How the Other Half Lives - Analysis | Milestone Documents - Milestone Documents

Jacob Riis: How the Other Half Lives

( 1890 )

Jacob Riis (1849–1914) was a Danish immigrant and photojournalist best known for his first book, How the Other Half Lives, subtitled Studies among the Tenements of New York. Published in 1890, the book shocked the conscience of Americans by showing in vivid detail the slum conditions of the Lower East Side of Manhattan, where Jewish, Bohemian, German, Italian, Chinese, and Irish immigrants were packed into tenements, many of them with no windows or ventilation, and waged a daily battle against overcrowding, crime, disease, filth, and poverty.

A number of developments enabled Riis's book—and Riis himself, later a confidant of President Theodore Roosevelt—to achieve prominence. One was technological. Riis was among the earliest journalists to take flash photographs, using a mixture of magnesium and potassium chlorate powder. Without this early kind of “flash bulb,” developed in Germany in 1887, Riis would not have been able to illuminate the darkened, airless corridors and rooms of the slum tenements he visited, often at night.

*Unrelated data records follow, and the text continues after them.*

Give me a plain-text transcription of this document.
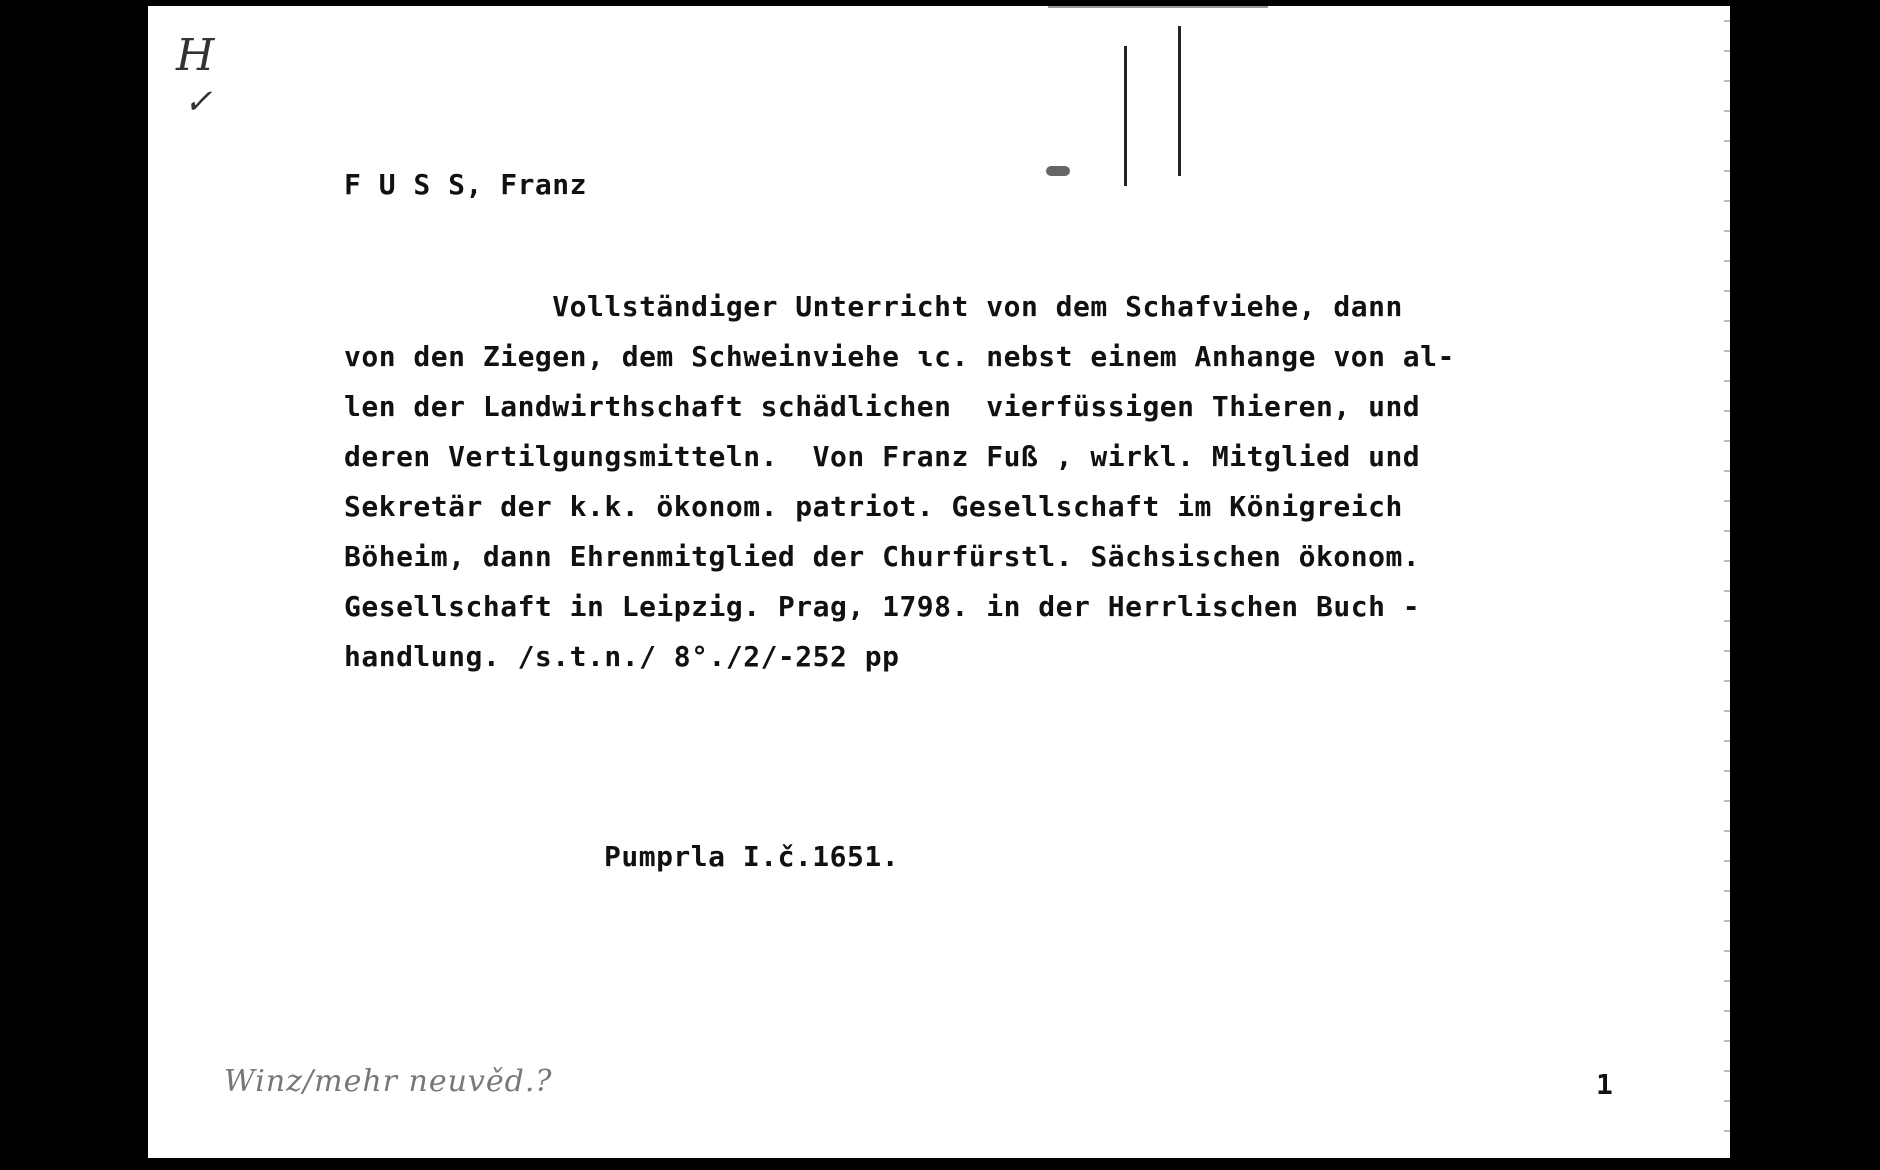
H
✓
F U S S, Franz
Vollständiger Unterricht von dem Schafviehe, dann
von den Ziegen, dem Schweinviehe ɩc. nebst einem Anhange von al-
len der Landwirthschaft schädlichen  vierfüssigen Thieren, und
deren Vertilgungsmitteln.  Von Franz Fuß , wirkl. Mitglied und
Sekretär der k.k. ökonom. patriot. Gesellschaft im Königreich
Böheim, dann Ehrenmitglied der Churfürstl. Sächsischen ökonom.
Gesellschaft in Leipzig. Prag, 1798. in der Herrlischen Buch -
handlung. /s.t.n./ 8°./2/-252 pp
Pumprla I.č.1651.
Winz/mehr neuvěd.?	1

The other developments were social. Of particular importance was the Progressive movement, which began as a social movement in the late nineteenth century and would evolve into a political movement in the early twentieth. The movement was a response to various factors, including the immense number of immigrants to the United States and the nation's rapid industrialization after the Civil War. Progressives attacked social ills—child labor, sweatshops, grinding poverty, racism, income inequality, corporate malfeasance, disease, ignorance—on many fronts. One was journalism, and during the late nineteenth century numerous writers began to document social and economic conditions that made the lives of the poor—particularly the urban poor—a misery. In time, the efforts of these journalists, later called “muckrakers,” would lead to legislation designed to correct some of the social ills they witnessed.

In How the Other Half Lives, Jacob Riis exposed tenement conditions in New York City. They book came out in subsequent editions and remained something of a best-seller. More than a century later, the phrase “how the other half lives” continues to be used to highlight the divide between poverty and wealth.